Due diligence is an essential, if unexciting, element of effective dealmaking.
As a resource for private equity and venture capital funds, Chris MacLaren’s goal at Winbridge is to offer administrative support, providing investors with meaningful data and sophisticated reporting, allowing fund administrators to focus on raising capital, managing investments and sourcing deals.
“I wanted to create a service firm that could support the robust local private equity community in Cleveland,” says MacLaren, director of fund administration and accounting. “Well-planned and well-executed deals are critical to our clients and so, in turn, they’re critical to our business.”
PE/VC investment volume set a new record in the recently closed third quarter of 2019, at $16.4 billion across 289 deals, according to a report in Business Today. So while rumors of a pending recession continue to spark concern, the pace of dealmaking activity remains strong.
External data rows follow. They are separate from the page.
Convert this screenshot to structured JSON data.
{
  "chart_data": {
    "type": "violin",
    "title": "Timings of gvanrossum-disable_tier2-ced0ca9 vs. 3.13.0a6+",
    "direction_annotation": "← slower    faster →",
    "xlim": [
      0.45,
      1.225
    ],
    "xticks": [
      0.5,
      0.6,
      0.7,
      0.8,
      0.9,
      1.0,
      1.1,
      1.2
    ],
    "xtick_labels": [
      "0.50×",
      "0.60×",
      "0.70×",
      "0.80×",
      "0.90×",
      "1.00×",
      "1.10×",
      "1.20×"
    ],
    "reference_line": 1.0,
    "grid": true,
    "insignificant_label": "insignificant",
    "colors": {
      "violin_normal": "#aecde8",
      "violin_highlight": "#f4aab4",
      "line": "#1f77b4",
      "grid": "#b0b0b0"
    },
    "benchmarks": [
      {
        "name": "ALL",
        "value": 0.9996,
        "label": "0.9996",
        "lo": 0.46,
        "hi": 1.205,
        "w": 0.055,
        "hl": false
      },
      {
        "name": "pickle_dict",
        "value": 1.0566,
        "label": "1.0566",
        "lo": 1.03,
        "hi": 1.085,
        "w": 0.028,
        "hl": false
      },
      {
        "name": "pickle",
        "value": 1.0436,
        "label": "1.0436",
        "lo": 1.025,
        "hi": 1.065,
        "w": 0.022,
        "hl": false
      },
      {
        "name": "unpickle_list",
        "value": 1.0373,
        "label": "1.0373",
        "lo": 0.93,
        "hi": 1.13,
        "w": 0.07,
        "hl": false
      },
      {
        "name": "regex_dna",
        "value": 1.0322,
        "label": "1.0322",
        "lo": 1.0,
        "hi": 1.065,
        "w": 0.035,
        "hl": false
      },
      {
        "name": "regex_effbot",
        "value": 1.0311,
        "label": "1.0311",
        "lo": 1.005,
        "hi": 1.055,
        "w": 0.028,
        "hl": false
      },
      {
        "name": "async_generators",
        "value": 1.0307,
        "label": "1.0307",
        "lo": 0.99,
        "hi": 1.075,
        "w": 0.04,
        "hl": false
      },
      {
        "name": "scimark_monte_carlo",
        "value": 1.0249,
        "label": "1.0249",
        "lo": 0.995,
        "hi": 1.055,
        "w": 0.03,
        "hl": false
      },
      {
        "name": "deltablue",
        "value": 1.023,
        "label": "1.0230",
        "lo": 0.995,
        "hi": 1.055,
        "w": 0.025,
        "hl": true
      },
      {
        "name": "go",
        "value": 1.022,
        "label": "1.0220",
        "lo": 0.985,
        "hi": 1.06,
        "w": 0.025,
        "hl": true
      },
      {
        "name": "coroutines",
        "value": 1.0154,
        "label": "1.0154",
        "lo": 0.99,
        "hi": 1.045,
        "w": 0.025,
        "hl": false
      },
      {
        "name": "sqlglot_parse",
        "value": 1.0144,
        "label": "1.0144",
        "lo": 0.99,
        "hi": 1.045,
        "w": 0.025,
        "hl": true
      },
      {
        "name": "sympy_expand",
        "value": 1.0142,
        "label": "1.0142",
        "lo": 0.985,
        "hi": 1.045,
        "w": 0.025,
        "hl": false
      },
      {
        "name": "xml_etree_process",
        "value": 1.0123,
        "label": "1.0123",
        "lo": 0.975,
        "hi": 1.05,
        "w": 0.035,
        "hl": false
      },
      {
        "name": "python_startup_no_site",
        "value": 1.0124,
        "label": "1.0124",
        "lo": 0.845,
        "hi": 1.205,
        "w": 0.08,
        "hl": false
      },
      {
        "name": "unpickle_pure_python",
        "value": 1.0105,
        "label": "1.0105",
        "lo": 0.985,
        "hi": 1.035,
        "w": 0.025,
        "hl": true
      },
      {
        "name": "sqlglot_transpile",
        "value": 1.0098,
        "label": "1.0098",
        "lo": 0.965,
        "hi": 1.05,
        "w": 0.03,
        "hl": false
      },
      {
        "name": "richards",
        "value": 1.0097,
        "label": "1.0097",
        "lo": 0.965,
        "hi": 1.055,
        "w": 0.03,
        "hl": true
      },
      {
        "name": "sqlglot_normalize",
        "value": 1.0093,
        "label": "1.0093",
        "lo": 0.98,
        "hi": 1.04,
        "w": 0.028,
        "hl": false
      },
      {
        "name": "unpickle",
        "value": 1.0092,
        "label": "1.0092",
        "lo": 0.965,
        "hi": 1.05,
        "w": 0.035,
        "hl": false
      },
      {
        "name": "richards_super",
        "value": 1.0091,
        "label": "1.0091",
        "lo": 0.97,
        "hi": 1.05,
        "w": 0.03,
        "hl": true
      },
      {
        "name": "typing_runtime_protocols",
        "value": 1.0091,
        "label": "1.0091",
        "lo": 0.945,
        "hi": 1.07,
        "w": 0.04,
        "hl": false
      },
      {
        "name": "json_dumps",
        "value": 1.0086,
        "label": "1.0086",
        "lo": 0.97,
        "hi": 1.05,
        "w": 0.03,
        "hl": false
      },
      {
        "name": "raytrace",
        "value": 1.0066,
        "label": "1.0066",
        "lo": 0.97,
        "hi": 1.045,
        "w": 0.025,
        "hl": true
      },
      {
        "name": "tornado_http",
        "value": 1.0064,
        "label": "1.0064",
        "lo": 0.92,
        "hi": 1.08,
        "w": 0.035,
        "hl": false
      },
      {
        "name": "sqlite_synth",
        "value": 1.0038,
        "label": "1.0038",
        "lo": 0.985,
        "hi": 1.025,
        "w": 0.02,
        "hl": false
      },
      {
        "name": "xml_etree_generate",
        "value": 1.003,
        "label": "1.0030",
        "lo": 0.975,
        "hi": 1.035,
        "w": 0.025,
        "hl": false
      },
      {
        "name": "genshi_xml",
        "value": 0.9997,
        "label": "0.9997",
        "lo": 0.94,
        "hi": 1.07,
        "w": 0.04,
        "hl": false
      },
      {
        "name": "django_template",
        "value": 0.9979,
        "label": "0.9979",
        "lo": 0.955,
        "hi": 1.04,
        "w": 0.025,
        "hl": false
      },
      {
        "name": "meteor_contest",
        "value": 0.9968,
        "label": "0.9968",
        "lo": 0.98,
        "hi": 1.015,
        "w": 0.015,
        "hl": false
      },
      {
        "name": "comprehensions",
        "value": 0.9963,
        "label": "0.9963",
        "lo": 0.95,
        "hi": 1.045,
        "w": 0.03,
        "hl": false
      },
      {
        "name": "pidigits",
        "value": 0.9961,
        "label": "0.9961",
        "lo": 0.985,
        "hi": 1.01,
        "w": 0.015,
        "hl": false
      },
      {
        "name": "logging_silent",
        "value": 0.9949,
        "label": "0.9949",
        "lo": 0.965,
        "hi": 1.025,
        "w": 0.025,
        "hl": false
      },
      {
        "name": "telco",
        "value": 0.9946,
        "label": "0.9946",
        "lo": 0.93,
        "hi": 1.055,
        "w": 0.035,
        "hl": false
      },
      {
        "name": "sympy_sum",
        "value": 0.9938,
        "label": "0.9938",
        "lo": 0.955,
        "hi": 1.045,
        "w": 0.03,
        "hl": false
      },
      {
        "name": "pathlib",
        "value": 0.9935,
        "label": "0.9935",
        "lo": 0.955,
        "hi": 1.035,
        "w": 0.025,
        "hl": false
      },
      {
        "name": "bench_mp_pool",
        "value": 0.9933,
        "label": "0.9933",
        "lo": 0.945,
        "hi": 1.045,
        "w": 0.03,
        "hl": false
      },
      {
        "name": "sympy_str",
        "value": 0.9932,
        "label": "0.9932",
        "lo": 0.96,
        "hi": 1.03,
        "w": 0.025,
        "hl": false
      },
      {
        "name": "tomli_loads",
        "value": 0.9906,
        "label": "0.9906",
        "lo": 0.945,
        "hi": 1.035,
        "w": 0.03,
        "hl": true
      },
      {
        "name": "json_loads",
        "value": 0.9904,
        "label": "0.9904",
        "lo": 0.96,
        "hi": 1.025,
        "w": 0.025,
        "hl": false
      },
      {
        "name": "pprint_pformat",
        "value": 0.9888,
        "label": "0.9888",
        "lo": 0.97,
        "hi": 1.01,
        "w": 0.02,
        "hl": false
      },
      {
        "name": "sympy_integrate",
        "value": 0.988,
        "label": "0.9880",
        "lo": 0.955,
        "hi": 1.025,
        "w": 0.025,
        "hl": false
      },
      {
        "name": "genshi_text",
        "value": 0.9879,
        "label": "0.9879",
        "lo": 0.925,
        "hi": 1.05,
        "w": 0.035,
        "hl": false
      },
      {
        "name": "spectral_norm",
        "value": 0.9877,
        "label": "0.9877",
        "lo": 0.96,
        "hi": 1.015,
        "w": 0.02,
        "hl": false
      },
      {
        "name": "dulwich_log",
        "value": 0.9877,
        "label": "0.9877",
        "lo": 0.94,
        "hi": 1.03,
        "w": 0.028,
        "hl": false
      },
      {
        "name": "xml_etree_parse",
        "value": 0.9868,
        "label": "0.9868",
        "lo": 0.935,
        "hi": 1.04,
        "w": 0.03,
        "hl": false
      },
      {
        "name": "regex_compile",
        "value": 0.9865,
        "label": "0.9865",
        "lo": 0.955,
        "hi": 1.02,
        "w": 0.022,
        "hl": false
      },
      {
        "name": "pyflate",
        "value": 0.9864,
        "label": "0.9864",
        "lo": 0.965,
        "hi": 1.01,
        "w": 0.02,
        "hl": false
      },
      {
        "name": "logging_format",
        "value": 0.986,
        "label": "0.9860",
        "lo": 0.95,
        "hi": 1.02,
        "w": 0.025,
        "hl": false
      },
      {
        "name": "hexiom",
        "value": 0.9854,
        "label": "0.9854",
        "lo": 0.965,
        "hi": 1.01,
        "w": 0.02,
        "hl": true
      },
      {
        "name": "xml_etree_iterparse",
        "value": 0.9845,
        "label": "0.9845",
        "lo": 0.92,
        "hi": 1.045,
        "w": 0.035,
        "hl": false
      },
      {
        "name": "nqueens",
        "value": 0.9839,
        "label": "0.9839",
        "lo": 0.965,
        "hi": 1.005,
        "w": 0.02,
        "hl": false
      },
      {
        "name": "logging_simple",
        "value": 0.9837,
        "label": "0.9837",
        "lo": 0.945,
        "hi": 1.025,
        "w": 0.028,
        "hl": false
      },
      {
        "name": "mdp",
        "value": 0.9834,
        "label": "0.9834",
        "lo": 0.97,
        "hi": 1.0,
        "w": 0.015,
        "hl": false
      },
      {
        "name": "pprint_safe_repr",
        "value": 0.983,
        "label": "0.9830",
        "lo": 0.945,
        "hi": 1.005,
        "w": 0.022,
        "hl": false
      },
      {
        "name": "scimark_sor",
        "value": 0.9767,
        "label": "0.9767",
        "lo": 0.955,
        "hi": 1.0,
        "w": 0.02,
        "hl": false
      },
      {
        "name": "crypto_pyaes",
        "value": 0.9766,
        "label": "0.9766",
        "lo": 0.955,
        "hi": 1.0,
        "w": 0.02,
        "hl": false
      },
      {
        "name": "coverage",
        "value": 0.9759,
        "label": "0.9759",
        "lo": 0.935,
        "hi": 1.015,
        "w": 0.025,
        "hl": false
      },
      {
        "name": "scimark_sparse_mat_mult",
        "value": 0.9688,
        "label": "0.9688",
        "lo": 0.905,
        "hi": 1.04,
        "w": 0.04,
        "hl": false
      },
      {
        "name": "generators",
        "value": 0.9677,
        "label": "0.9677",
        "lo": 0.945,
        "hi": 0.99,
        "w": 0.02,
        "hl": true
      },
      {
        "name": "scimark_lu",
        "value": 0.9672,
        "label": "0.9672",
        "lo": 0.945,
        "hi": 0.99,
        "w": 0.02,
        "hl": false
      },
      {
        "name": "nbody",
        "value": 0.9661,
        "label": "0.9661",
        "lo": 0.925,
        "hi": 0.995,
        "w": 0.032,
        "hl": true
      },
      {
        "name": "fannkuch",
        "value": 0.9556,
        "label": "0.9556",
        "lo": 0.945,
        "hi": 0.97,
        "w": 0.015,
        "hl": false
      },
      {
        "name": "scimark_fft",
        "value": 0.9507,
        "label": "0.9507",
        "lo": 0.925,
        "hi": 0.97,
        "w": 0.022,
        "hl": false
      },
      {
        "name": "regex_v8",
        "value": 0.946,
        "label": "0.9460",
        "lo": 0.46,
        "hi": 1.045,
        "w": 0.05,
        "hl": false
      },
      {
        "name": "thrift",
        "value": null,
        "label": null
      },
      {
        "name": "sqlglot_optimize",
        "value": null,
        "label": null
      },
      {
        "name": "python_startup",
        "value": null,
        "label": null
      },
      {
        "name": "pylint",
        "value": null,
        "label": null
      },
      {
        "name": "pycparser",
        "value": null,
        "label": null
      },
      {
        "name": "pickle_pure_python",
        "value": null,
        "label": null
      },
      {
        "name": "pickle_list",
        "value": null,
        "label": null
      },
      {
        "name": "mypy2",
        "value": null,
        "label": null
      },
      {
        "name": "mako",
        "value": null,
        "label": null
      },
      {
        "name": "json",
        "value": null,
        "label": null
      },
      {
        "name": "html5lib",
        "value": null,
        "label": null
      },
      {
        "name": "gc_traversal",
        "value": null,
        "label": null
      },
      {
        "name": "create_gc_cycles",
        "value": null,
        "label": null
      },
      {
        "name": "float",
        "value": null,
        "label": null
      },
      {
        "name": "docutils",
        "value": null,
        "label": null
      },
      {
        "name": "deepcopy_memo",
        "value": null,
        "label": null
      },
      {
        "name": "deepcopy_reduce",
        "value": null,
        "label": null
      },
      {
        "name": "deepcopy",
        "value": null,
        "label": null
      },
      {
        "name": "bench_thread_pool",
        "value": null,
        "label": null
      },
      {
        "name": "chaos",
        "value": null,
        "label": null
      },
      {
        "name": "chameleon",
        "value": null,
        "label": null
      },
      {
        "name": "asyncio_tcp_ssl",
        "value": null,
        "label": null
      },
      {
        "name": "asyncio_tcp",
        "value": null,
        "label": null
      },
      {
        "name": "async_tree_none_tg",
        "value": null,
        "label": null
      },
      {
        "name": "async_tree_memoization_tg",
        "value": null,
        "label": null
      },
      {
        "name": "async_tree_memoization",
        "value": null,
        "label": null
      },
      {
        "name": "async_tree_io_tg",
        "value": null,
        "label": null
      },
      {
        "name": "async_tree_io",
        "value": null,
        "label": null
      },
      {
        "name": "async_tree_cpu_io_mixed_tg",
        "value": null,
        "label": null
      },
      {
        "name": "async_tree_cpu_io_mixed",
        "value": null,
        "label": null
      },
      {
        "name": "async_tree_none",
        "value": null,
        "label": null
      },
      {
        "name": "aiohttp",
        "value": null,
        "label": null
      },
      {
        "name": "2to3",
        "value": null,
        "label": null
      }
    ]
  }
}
In this Dealmaker Strategies feature, MacLaren talks about his role at Winbridge and his keys to minimizing mistakes when making investments.
Details matter
Winbridge works with both buy-side and sell-side clients providing back office accounting, tax and investor reporting services. The firm also provides customized accounting, financial reporting, bill pay and tax services for management companies, operating companies and family offices.
“Typically with funds on the buy side, we’re brought in to provide insight into tax considerations, funding the deal and ultimately accounting for the deal,” MacLaren says. “We’ve seen funds that haven’t taken care in properly recording platform and follow-on investments. This can cause a significant loss of time and resources upon their exits to unwind the transaction to properly account for the tax consequences of the sale.”
Alternatively, when funds are looking to exit an investment, MacLaren works with fund managers to discuss exit strategy and the tax implications of a sale.
“Ultimately we’re also responsible for recording the sale and providing accurate and meaningful information to our funds’ investors,” MacLaren says.
MacLaren strives to ensure that decisions made today don’t lead to headaches tomorrow. PE/VC firms focused on finding the next big thing in a particular industry may not always think to analyze the benefits and potential pitfalls of related tax provisions or things such as qualified small business stock, qualified opportunity zones or other similar variables.
“It’s really thinking through tax considerations of their specific strategies and ensuring that if they have investors that are concerned about unrelated business taxable income and effectively connected income, that we’re structuring the deal accordingly,” he says. “So we’re typically brought in on the earlier side of the acquisition process to ensure that we have the structure in place to find a result that they’re looking for from a tax perspective.”
Does it make sense?
Dealmaking activity continues to lean toward sellers, providing an opportunity for high multiples.
“If you’re a buyer, it’s a matter of trying to figure out where to best utilize your dry powder to make wise investments,” MacLaren says. “On the flip side, if you’re a seller looking to exit some of your portfolio companies, we’ve seen great success with some of those high multiple sells.”
Buyer or seller, the key to minimizing your risk when engaged in dealmaking activity is to embrace the importance of effective due diligence.
“The companies with the most successful deals, it really does come down to making sure that not only the economics make sense, but do the people make sense,” MacLaren says. “Understand the processes and the controls that are in place and try to get a general understanding of what the culture is from the top down to understand if it fits into your portfolio. Is it something that you feel comfortable with investing your resources, your capital and your investors’ capital to help build that company in the future?”